Bu görüntülerin, cep telefonlarının öğrenciler tarafından amaç dışı kullanıldığını ortaya koyduğunu dile getiren Özer, “Görüntülerden cep telefonunun kız öğrencilerin, öğretmenlerinin altına koyulduğu anlaşılıyor. Bu ahlaksızlık. Burada öğretmenin de idarenin de hatası var” dedi.

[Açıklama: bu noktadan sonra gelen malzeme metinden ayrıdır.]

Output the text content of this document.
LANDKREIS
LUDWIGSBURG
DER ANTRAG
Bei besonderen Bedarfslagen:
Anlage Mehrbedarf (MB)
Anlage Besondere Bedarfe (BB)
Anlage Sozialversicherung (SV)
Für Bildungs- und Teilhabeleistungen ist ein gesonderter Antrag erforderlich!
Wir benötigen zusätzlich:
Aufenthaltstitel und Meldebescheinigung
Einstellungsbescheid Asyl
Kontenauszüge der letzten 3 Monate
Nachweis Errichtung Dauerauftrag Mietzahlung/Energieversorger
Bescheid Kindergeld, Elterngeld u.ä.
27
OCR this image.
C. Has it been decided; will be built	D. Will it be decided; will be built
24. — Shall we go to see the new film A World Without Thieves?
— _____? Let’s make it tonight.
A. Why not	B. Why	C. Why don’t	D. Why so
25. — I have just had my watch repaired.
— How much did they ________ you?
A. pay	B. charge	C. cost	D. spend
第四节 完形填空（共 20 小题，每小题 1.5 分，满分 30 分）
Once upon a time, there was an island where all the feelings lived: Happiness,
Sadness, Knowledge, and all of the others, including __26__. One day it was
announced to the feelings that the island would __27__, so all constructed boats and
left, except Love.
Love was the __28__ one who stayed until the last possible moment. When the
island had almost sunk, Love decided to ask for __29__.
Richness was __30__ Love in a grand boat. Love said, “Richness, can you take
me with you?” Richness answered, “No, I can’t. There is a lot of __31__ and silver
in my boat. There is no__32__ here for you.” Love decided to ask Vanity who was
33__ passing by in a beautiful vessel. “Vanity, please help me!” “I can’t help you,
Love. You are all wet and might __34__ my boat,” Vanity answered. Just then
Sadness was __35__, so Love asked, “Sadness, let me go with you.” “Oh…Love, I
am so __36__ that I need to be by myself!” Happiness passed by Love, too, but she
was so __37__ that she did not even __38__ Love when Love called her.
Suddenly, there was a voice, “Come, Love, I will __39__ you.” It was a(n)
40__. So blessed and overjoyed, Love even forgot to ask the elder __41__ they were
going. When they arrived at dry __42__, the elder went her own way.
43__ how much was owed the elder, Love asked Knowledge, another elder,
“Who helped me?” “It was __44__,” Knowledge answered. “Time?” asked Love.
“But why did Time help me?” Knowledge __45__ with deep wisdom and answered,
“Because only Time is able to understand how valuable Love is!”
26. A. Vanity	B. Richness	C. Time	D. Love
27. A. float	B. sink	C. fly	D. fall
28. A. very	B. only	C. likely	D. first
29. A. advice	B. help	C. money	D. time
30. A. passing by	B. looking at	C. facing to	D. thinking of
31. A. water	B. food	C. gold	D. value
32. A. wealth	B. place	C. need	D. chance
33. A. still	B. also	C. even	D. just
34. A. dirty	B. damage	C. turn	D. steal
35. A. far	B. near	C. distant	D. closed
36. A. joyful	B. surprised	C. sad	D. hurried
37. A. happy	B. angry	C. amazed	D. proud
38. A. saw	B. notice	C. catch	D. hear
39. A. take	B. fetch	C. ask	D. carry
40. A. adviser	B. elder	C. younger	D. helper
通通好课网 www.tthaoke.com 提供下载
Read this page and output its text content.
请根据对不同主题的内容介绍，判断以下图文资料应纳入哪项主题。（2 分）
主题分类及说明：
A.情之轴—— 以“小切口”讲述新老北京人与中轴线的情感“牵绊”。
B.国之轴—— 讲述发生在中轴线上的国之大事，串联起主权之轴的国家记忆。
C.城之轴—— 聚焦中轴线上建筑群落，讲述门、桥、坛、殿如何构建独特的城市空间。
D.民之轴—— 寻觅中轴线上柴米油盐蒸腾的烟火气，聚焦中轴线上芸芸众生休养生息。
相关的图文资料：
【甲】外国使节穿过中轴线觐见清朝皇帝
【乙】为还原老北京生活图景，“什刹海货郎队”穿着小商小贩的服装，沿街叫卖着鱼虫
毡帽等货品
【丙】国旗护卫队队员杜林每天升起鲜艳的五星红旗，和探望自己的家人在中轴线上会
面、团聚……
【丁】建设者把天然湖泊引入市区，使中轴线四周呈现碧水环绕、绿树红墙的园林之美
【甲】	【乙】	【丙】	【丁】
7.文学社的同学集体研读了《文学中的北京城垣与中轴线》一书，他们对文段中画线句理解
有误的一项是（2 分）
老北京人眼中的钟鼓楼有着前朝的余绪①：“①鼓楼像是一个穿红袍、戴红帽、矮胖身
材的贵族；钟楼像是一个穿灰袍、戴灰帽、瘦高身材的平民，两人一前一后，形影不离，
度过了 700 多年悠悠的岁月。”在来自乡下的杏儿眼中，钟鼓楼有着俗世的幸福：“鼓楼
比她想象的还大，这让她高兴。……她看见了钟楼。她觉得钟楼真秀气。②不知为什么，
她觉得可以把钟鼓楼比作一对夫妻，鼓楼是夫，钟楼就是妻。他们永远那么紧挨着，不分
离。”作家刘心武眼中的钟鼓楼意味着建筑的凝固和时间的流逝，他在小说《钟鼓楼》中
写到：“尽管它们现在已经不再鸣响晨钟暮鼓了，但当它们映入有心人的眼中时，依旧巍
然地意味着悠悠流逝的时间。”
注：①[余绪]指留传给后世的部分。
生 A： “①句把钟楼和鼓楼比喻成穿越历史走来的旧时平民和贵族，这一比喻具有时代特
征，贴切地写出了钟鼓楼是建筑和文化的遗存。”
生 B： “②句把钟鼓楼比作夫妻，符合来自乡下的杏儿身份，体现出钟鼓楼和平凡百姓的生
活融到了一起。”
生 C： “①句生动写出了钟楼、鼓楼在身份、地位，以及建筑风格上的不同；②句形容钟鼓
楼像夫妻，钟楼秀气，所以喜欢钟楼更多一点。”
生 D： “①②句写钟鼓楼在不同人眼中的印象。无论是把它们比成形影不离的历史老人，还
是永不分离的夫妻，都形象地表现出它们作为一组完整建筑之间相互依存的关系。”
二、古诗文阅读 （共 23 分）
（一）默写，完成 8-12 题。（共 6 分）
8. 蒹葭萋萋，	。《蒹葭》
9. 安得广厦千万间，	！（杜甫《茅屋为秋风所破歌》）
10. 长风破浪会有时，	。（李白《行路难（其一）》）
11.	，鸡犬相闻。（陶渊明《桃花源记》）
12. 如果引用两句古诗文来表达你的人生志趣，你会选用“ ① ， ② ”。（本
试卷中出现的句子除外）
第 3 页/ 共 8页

Özer, “ahlaksızlık” kelimesini cinsel anlamda kullanmadığını, “örf, adet gelenek ve toplumun uyması gereken insani kurallara uymamanın, davranış biçiminin yanlış olmasının da ahlaksızlık olduğunu” ifade ederek, şunları kaydetti:
“Bu nedenle ihtiyaç ve amaç dışı, ahlaksız amaçlar için kullanımı önlemek için tüm okullarda cep telefonlarının kullanımını engelleyecek bir proje başlatıyorum. Projeyi İstanbul Valiliğine sunacağım. Valilik onayı alındıktan sonra Türk Telekom ile işbirliği yapıp, çocukların ankesörlü telefonlarla aileleriyle iletişim kurmalarını sağlayacağız. Çocuk istediği zaman kartla konuşacak ve o kartın bedeli de konuştuğu telefona yazılacak. Bu konuda bir sınırlama olmayacak. Çocukların haberleşme özgürlüğü yine sağlanacak. Ancak çocukların cep telefonlarını ahlak dışı amaçlarla kullanmalarını ve eğitim öğretimin dışına çıkmalarını ve çocuğun toplumsal kurallara aykırı hareket etmesini engelleyeceğiz.”
“YASAKÇI ZİHNİYET DEĞİL”
Özer, bunun yasakçı bir zihniyet olmadığını belirterek, şunları söyledi:
“Ben yasaklara karşıyım. Yasaklarla, cezayla hiçbir şey elde edilemez. Ama mevcut durum özgürlüğün kötüye kullanılması. Bu proje çocukların haberleşme özgürlüğünü engellemiyor. Yine özgür bir ortam. Ders görmek isteyen çocukların eğitim öğretimini engelleme hakkını o çocuklara kim veriyor? 40 dakika tüm öğrencilerin bilgi edinme hakkını kullanmaları için telefonla oynama hakkı için değil. Herkes özgür ama birinin özgürlüğünün başladığı yerde diğerinin özgürlüğü biter. Bizim yönetmeliğimize uygun ortamı yaratmak istiyoruz. Eğer hukuk kuralları ve yönetmelikler olmasa, insanların bir yerde toplu olarak yaşamaları mümkün olmaz. Herkes kendi kanunlarını uygular. Biz herkesin kendi kanunlarını uygulaması yerine, Milli Eğitim Bakanlığımızın emir ve direktifleri doğrultusunda çocuklarımızın eğitim öğretimini sağlamak mecburiyetindeyiz.”
İstanbul Valisi Muammer Güler'in onay vermesi halinde projenin hemen uygulamaya gireceğini ve konunun bütün okul müdürlerine duyurusunun yapılacağını belirten Özer, Disiplin Yönetmeliği'nin de bu yönde değişeceğini söyledi.